Beim zweiten Mal küsst es sich besser von Poppy J. Anderson

Seitenzahl der Printausgabe: 108 
Bewertung: 2 Sterne

Kurzbeschreibung:

Eigentlich hatte Kate vorgehabt, sich in der osttexanischen Kleinstadt, in der sie aufgewachsen ist, von dem Schock zu erholen, ihren Verlobten nackt auf ihrer Couch mit der gemeinsamen Nachbarin erwischt zu haben, und etwas Abstand zwischen sich und das Großstadtchaos von Los Angeles zu bringen. Dass ihre Großmutter die besten Kuchen der Welt backt, ist da nur von Vorteil, schließlich wünscht sich Kate, etwas bemuttert und umsorgt zu werden. Unglücklicherweise findet sie sich prompt im Kleinstadttratsch wieder, da ihr ein Flirt mit dem Highschoolfootballtrainer Hugh unterstellt wird! Ausgerechnet mit Hugh, ihrem ehemals besten Freund, der das Privileg besessen hatte, ihr nicht nur den ersten Kuss zu geben, sondern auch andere erste Male mit ihr zu erleben. Doch mit der ersten Liebe ist es wie mit einem Kuchenrezept. Manchmal klappt es beim ersten Anlauf nicht, doch dafür schmeckt der zweite Versuch köstlich.

Meine Meinung:

Kate kehrt in ihrem Heimatort zurück, nachdem sie ihren Verlobten mit der Nachbarin erwischt hat. Sie kündigt ihren Job und flüchtet zu ihrer Großmutter. Dort trifft sie auf ihre erste große Liebe Hugh wieder, der sie in der Vergangenheit sehr verletzt hat.
Doch Kate denkt gar nicht daran an alte Zeiten anzuknüpfen.

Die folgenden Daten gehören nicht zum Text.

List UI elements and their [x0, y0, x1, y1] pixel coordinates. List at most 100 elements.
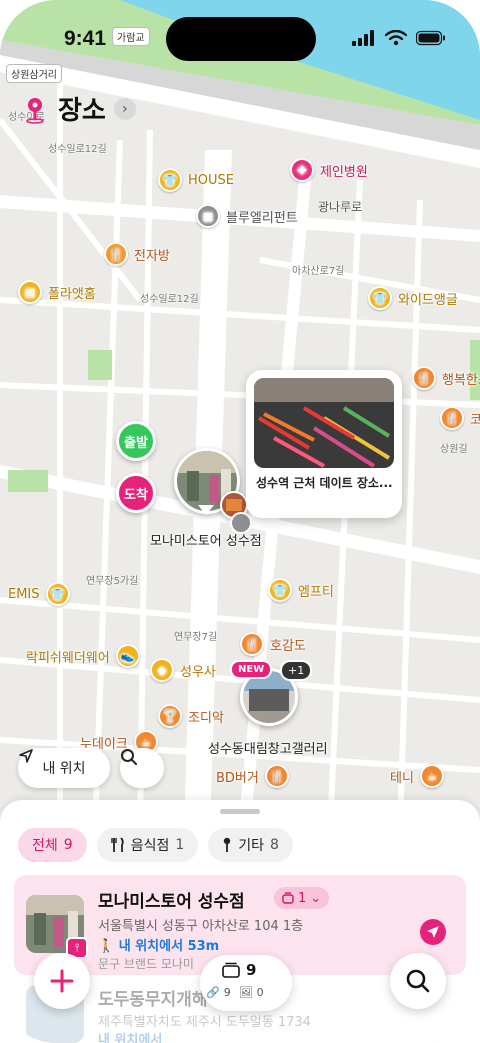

Eigentlich mag ich die Romane von Poppy J. Anderson, aber diese Geschichte hat mir nicht so sehr gefreut. Es liegt wahrscheinlich daran, dass es sich nur um eine Kurzgeschichte handelt. Mir fehlt bei dieser Geschichte einfach die Tiefe, irgendwie auch die Gefühle und vor allem die humorvollen Dialoge, die ich aus ihren anderen Romanen kenne.

Um die Geschichte besser verstehe zu können, hat man immer mal wieder Kapitel die in der Vergangenheit spielen. Das war auf der einen Seite interessant, aber irgendwie überflüssig. Irgendwie hätte es mir gefallen wenn die Story nur in der Gegenwart spielt, dann hätte man vielleicht etwas tiefer gehen können.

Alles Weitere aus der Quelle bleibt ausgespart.